A total of 84 people were rescued off the Bulgaria boat, which was carrying 182 tourists and crew members when it sank in the central Russian republic of Tatarstan, ministry spokeswoman Irina Andrianova told Vesti 24 television.
One woman has been confirmed dead, the spokeswoman said.
"There were 182 people on board. We have saved 84 people," Andrianova said.
"One person died. Search and rescue operations are continuing," she added.
State television reported that the two-deck Bulgaria was built in 1955 in what was then Czechoslovakia.
The accident happened at around 2:00 pm (1000 GMT) some three kilometres (two miles) from the shore, with the Bulgaria now lying 20 metres (66 feet) deep on the riverbed, officials said.
The first survivors were picked up by a passing riverboat called the Arabella, which was in the neighbourhood and was the first vessel to arrive atg the scene.

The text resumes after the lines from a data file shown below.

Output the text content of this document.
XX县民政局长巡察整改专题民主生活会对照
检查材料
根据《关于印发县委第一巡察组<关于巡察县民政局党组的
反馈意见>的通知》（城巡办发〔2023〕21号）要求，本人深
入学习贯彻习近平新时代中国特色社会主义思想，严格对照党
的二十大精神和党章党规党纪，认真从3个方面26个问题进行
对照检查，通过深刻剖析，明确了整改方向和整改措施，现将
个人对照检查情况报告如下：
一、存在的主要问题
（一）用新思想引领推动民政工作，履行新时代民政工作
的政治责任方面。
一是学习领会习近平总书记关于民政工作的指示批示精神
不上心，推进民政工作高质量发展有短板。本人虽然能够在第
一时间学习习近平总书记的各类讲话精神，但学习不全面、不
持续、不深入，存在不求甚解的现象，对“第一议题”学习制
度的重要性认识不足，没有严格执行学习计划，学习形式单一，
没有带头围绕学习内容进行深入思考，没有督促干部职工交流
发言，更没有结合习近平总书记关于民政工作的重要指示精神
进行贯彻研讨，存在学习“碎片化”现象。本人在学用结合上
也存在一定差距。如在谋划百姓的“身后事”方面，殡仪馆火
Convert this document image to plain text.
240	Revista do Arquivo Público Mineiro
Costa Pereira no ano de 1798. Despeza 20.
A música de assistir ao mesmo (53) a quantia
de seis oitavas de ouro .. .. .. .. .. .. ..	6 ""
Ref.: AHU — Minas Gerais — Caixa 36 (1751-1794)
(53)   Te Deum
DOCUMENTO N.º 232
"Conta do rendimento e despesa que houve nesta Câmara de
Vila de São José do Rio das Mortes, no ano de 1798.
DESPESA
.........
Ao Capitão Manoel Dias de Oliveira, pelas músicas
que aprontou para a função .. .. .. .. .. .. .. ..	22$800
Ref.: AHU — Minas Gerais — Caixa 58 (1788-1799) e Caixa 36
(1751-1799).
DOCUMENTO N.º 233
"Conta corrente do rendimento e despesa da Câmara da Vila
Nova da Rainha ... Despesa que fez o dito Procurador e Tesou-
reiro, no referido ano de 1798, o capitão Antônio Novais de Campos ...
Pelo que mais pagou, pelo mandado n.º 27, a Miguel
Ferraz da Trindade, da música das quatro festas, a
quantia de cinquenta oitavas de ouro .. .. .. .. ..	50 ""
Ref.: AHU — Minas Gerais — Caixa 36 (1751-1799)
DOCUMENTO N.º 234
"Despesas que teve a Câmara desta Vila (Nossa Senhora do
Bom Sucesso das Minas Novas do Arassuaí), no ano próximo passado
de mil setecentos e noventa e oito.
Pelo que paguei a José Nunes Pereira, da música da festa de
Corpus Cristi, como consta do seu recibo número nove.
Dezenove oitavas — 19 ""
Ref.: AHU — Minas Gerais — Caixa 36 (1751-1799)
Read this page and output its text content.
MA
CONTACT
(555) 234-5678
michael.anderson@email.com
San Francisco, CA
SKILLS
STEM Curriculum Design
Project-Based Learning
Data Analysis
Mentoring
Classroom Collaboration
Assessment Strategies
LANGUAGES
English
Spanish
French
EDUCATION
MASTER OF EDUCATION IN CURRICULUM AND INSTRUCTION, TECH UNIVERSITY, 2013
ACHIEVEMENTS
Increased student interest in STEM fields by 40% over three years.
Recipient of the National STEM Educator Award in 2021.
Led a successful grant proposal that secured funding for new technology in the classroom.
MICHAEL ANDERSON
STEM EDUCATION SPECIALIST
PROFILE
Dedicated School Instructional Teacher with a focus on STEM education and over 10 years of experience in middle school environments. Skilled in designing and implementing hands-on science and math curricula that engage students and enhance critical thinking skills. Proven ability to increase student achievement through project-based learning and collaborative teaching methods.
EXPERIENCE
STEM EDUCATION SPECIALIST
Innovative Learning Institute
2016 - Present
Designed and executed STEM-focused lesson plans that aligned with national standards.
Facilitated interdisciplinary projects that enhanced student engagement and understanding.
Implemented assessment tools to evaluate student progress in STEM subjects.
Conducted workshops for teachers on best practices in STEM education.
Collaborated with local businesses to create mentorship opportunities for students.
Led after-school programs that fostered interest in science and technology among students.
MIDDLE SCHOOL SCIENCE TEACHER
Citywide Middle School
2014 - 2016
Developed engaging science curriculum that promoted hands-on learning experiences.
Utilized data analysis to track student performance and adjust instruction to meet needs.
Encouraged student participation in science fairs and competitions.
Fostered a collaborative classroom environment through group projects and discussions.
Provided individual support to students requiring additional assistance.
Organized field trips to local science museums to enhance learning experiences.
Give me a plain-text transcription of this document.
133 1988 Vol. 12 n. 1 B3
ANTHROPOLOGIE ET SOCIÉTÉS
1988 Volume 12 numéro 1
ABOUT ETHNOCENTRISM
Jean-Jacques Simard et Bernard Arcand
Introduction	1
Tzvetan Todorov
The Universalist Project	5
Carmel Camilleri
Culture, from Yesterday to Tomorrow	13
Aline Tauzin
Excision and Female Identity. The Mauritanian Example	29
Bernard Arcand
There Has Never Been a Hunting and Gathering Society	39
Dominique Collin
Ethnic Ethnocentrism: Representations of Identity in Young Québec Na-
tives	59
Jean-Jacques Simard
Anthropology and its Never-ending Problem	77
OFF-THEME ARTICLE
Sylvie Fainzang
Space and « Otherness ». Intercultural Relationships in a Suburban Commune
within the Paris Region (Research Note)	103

Russian President Dmitry Medvedev spoke by telephone to his emergencies minister and the local head of the administration after learning of the disaster, the Kremlin said.
More than 80 rescue workers were deployed to the region, with a Mi-8 helicopter surveying the scene from the air, the emergencies ministry said.
The first survivors were picked up by a passing riverboat called the Arabella, which was in the neighbourhood and was the first vessel arrive to the scene.
The Volga River has remained a popular summer tourist destination since the Soviet era, with occasional accidents rarely leading to major fatalities.
The last shipping accident recorded by Russian state media occurred in September 2010, when seven people were killed on a lake above the Arctic Circle.
Perhaps the most famous shipping disaster occurred in August 1986, when the Admiral Nakhimov collided with a cargo ship while leaving a bay on the Black Sea.
Soviet reports said the boat sank within eight minutes, claiming the lives of 423 people.
The director of a school in the village nearest to the scene told RIA Novosti that the Bulgaria sank in a heavy storm.
"The river was fairly calm, but there was a heavy rain and storm," school director in the village of Syukeyevo told the news agency.
Russian television said the boat, while built more than 50 years ago, was recently modernised and included comfortable cabins for up to four people.
Some of the modernised craft, however, are equipped with only two rescue boats as opposed to the four the original models came with, RIA Novosti reported.
Beside the Volga, the types of vessel that sank Sunday are also on rivers stretching from the Dnepr in Ukraine to Don and further east in Siberia.